Even with a playing field that is hardly neutral, scientists and entrepreneurs interested in conservation technologies have achieved remarkable results. An Army base in Louisiana saw its electricity use during peak hours fall by 43% after base managers installed fluorescent lights, low-flow shower heads, attic insulation, and new home heating and cooling systems. These savings were made possible by geothermal heat pumps, a home heating and cooling system that circulates fluids through underground coils but otherwise uses conventional technologies. The New York Times reports that: "the entire installation cost was covered by a private contractor that makes a profit by sharing in the government's cost savings for the first 20 years. The heat pumps, though still something of a novelty, are completely proven and save so much money that President Bush installed a system at his new ranch home in Crawford, Texas." The Energy Department also reports that the US government itself, with about 500,000 buildings, could reduce its energy consumption by one fifth and reap savings of nearly 20% per year of the total cost of such changes.

On an even more fundamental level, Jim Hightower pointed out in a recent article for AlterNet that generation of electric power itself once followed a totally different mode. After inventing the bulb, Thomas Edison developed a system of "small, localized generators controlled by the users of electricity. Each factory and office building had its own generator, and neighborhoods had small power plants that the locals shared." Unfortunately, Wall Street financiers were more interested in and could profit more from George Westinghouse's model of huge, central generating plants delivering power via long-distance grids. Though these grids are omnipresent today, they waste enormous amounts of energy in its transport. Hightower points out "The good news is that today inventors are resurrecting and updating Edison's model with sophisticated new systems of "micropower" that are ultra-efficient, clean, reliable, and inexpensive."

Reaction to Cheney's remarks on conservation was so hostile, even from many mainstream sources, that the administration now promises to include conservation in its energy program. Nonetheless, progressives should do the math before they cheer. Modest tax breaks for alternative vehicles hardly compensate for years of neglect of public transit and rich subsidies for the auto. Opening up more Federally protected lands for drilling and mining and limiting the liability for nuclear accidents will only build on long standing pattern of support for a costly and dangerous status quo.

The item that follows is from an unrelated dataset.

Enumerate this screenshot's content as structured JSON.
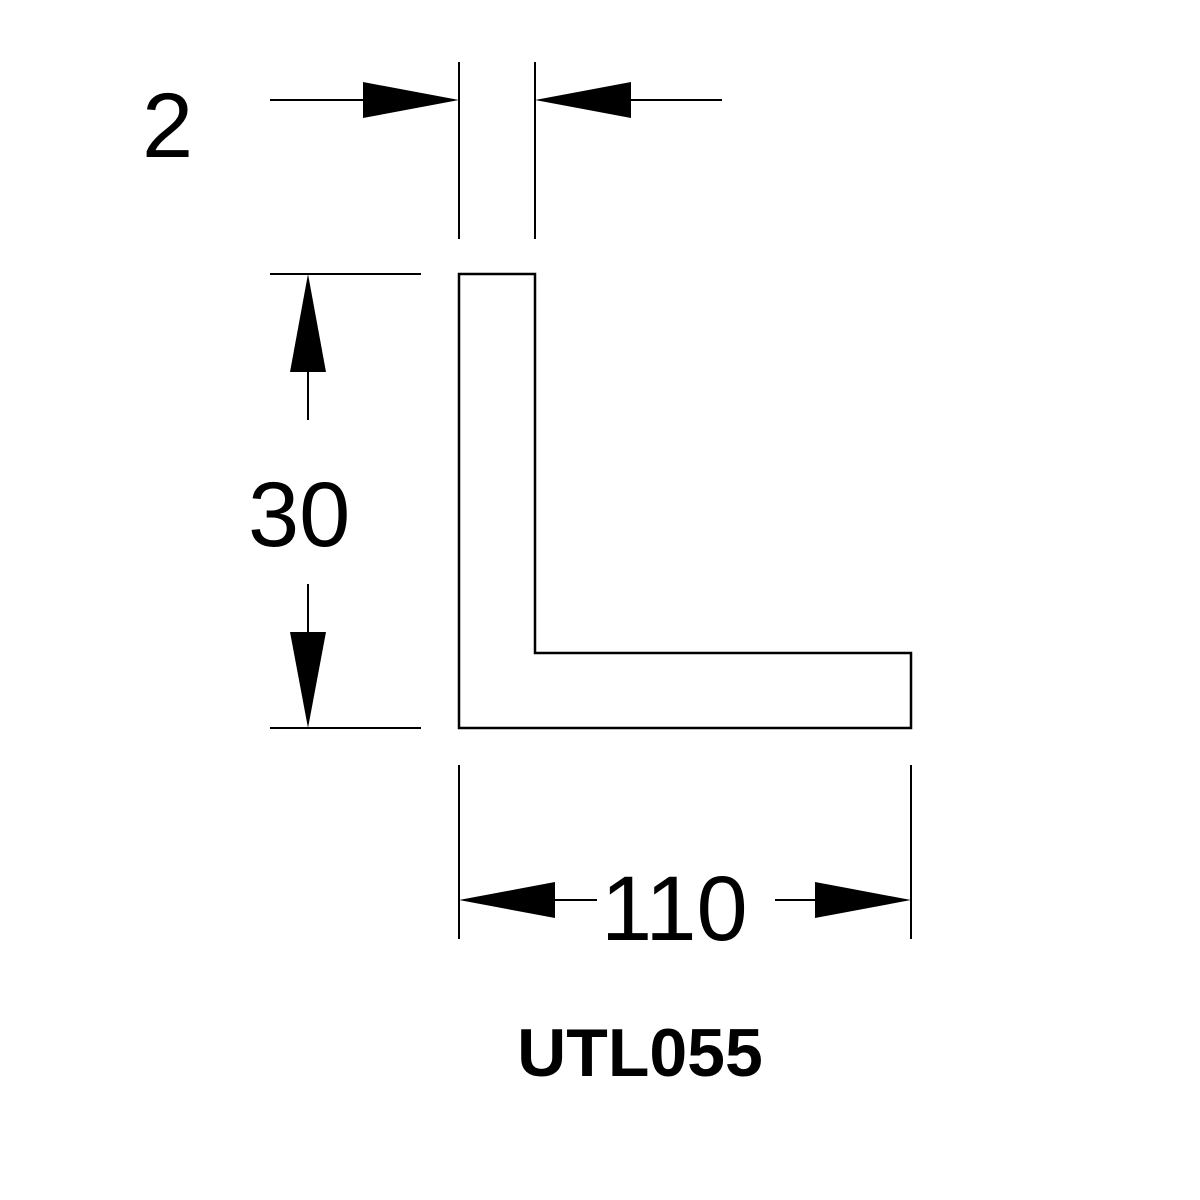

Many American homeowners and small businesspeople would love to invest in alternative power sources and conservation techniques. Basic and applied research in this area remains woefully underfunded. In addition, except for those who enjoy substantial resources, homeowners and small businesses cannot afford the initial capital investment in the most promising technologies. They do not receive the kinds of tax write offs and subsidies enjoyed by our entrenched energy oligarchy.

A major commitment by government to upgrade its own house would help drive down the cost of new technologies, and modest tax credits for a part of up front costs would help homeowners avail themselves of these technologies. But before substantial changes in government priorities are likely, we must remind Washington just who is doing the real energy work and who is merely dining off public largesse.